Alaranjado

Ele odiava a mescla de laranja e amarelo formada no oriente. Principalmente quando as nuvens desenhavam no azul celeste para moldar ainda mais aquela cena.

Odiava profundamente.

Cada uma daquelas tonalidades que formava no céu, vez ou outra até rosa aparecia, lembrava a ele os detalhes nos olhos dela. Um castanho levemente pintado de claro que brilhava ainda mais quando o por do Sol se punha.

Odiava, mas não conseguia deixar de admirar a despedida do sol.

Admirava diariamente. E admirava porque era ali que ele lembrava dela. Era através dessa transformação de dia em noite que ela estava. Cada pequeno pedaço dela estava ali. E por isso ele também odiava o por do Sol.

Nada era assim antes daquele dia. Ele nem reparava em nascer ou morrer do Sol ou de Lua. Nunca fez tanta importância ou diferença aquele momento terreno e divino. Nunca até conhecer ela.

Ela tinha cabelos vermelhos esvoaçantes. Lábio pequeno, olhos cor de mel. Nariz modelado no rosto. Algumas pintas na bochecha finalizavam o charme daquele conjunto de detalhes. Ela também tinha uma vontade absurda de sair e conhecer o mundo. Sonhadora demais.

Trocaram o primeiro beijo em meio a um dia chuvoso embaixo da arvore da praça depois de um tempão sendo só amigos.

Ficaram só amigos por muito tempo. Tempo demais.

Mas amigos que se beijavam. Que fugiam escondidos depois da aula e ficavam enroscado em um canto distante pra ninguém ver.

Ela ensinou ele a olhar pro céu no fim do dia e ver o dia indo embora. E ele começou a gostar de olhar aquele eterno fim porque os olhos dela ficavam mais brilhantes.

O que ele não gostava, é que ela sempre dizia que queria ver o Sol partindo de todos os lugares do mundo. Que coisa era aquela de querer ver a mesma coisa de todo lugar? Ele nunca tentou dizer pra ela parar de ser doida com aquelas idéias. Ela era firme com aquilo. Mas sei lá né, vai que ela desistia disso?

Ela não parecia querer ele tanto quanto ele queria ela. Mas ele gostava tanto dela. Gostava de sair da escola, ir pra um lugar escondido, beijar, ver o Sol ir embora.

Até que ele criou coragem, roubou a toalha xadrez da mãe, roubou doce da casa da avó e comprou suco. Tacou tudo na mochila e fui pra escola.
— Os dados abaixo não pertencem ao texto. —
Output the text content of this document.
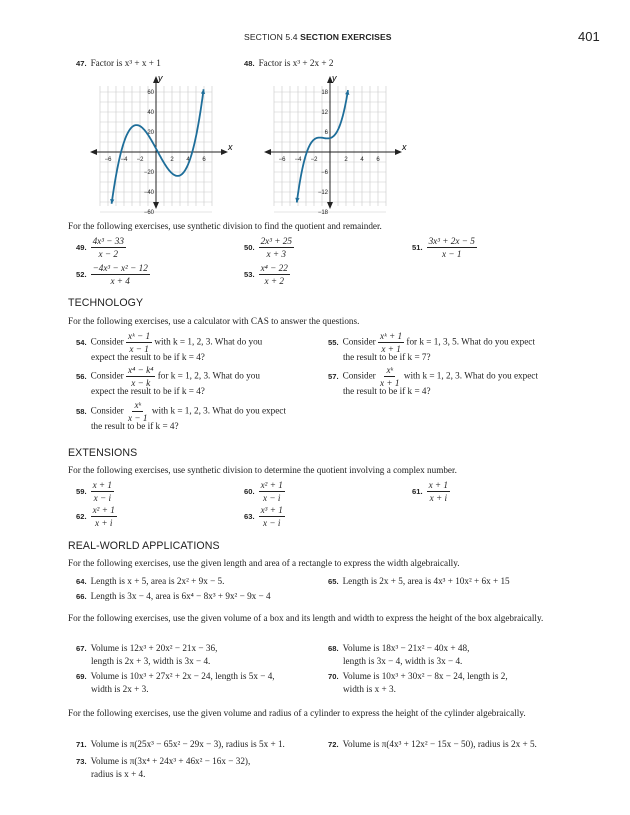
SECTION 5.4 SECTION EXERCISES	401
47. Factor is x³ + x + 1	48. Factor is x³ + 2x + 2
x
y
−6 −4 −2	2 4 6
60
40
20
−20
−40
−60
x
y
−6 −4 −2	2 4 6
18
12
6
−6
−12
−18
For the following exercises, use synthetic division to find the quotient and remainder.
49. $\frac{\text{4x³ − 33}}{x - 2}$	50. $\frac{\text{2x³ + 25}}{x + 3}$	51. $\frac{\text{3x³ + 2x − 5}}{x - 1}$
52. $\frac{\text{−4x³ − x² − 12}}{x + 4}$	53. $\frac{\text{x⁴ − 22}}{x + 2}$
TECHNOLOGY
For the following exercises, use a calculator with CAS to answer the questions.
54. Consider $\frac{\text{xᵏ − 1}}{x - 1}$ with k = 1, 2, 3. What do you
expect the result to be if k = 4?
55. Consider $\frac{\text{xᵏ + 1}}{x + 1}$ for k = 1, 3, 5. What do you expect
the result to be if k = 7?
56. Consider $\frac{\text{x⁴ − k⁴}}{x - k}$ for k = 1, 2, 3. What do you
expect the result to be if k = 4?
57. Consider $\frac{\text{xᵏ}}{x + 1}$ with k = 1, 2, 3. What do you expect
the result to be if k = 4?
58. Consider $\frac{\text{xᵏ}}{x - 1}$ with k = 1, 2, 3. What do you expect
the result to be if k = 4?
EXTENSIONS
For the following exercises, use synthetic division to determine the quotient involving a complex number.
59. $\frac{x + 1}{x - i}$	60. $\frac{\text{x² + 1}}{x - i}$	61. $\frac{x + 1}{x + i}$
62. $\frac{\text{x² + 1}}{x + i}$	63. $\frac{\text{x³ + 1}}{x - i}$
REAL-WORLD APPLICATIONS
For the following exercises, use the given length and area of a rectangle to express the width algebraically.
64. Length is x + 5, area is 2x² + 9x − 5.	65. Length is 2x + 5, area is 4x³ + 10x² + 6x + 15
66. Length is 3x − 4, area is 6x⁴ − 8x³ + 9x² − 9x − 4
For the following exercises, use the given volume of a box and its length and width to express the height of the box algebraically.
67. Volume is 12x³ + 20x² − 21x − 36,
length is 2x + 3, width is 3x − 4.
68. Volume is 18x³ − 21x² − 40x + 48,
length is 3x − 4, width is 3x − 4.
69. Volume is 10x³ + 27x² + 2x − 24, length is 5x − 4,
width is 2x + 3.
70. Volume is 10x³ + 30x² − 8x − 24, length is 2,
width is x + 3.
For the following exercises, use the given volume and radius of a cylinder to express the height of the cylinder algebraically.
71. Volume is π(25x³ − 65x² − 29x − 3), radius is 5x + 1.	72. Volume is π(4x³ + 12x² − 15x − 50), radius is 2x + 5.
73. Volume is π(3x⁴ + 24x³ + 46x² − 16x − 32),
radius is x + 4.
Depois que saiu ele e ela foram pra um campo, não tão perto e nem tão longe. Eles namoraram. Depois comeram. Tudo em cima daquela toalha xadrez vermelha e branco. E ela então contou pra ele que ia viajar, ia conhecer o mundo. Ele lembrou de tudo o que já tinha visto em filme romântico, precisava fazer alguma coisa pra ela desistir de tudo e ficarem juntos pra sempre.

Criou coragem, respirou fundo, pegou na mão fina dela e disse em um tom de voz baixo, meio rouco:

– Eu te amo. Quer namorar comigo?

As bochechas repletas de pintinhas nem vermelha ficaram. Mas ela sorriu complacente, deu uma batidinha amigável nas costas dele.

– Eu prefiro o por do sol.

Foram as últimas palavras que ele ouviu ao som da voz doce dela. Palavras essas que saíram como uma brisa, mas acertaram ele como uma chicotada.

Ele nem soube o que responder. O que ela disse ficou ali martelando a cabeça dele, martelando até ele não suportar mais e querer tirar aquilo da cabeça a todo custo. Mas não tinha como tirar aquilo da cabeça.

Ela levantou, ajeitou o vestido e foi embora. Sem dizer nada além daquela história de “prefiro o por do sol”. Ele estava paralisado sentado naquela toalha xadrez. Viu ela indo embora dali, viu sumir. Mas o cheiro dela estava ali e o por do Sol também, pra ele ver, admirar e lembrar para toda a vida as últimas palavras que ela jogou nele.

Ele odiava o por do sol desde aquele dia, odiava porque como ela, o por do sol era sempre a última coisa do dia.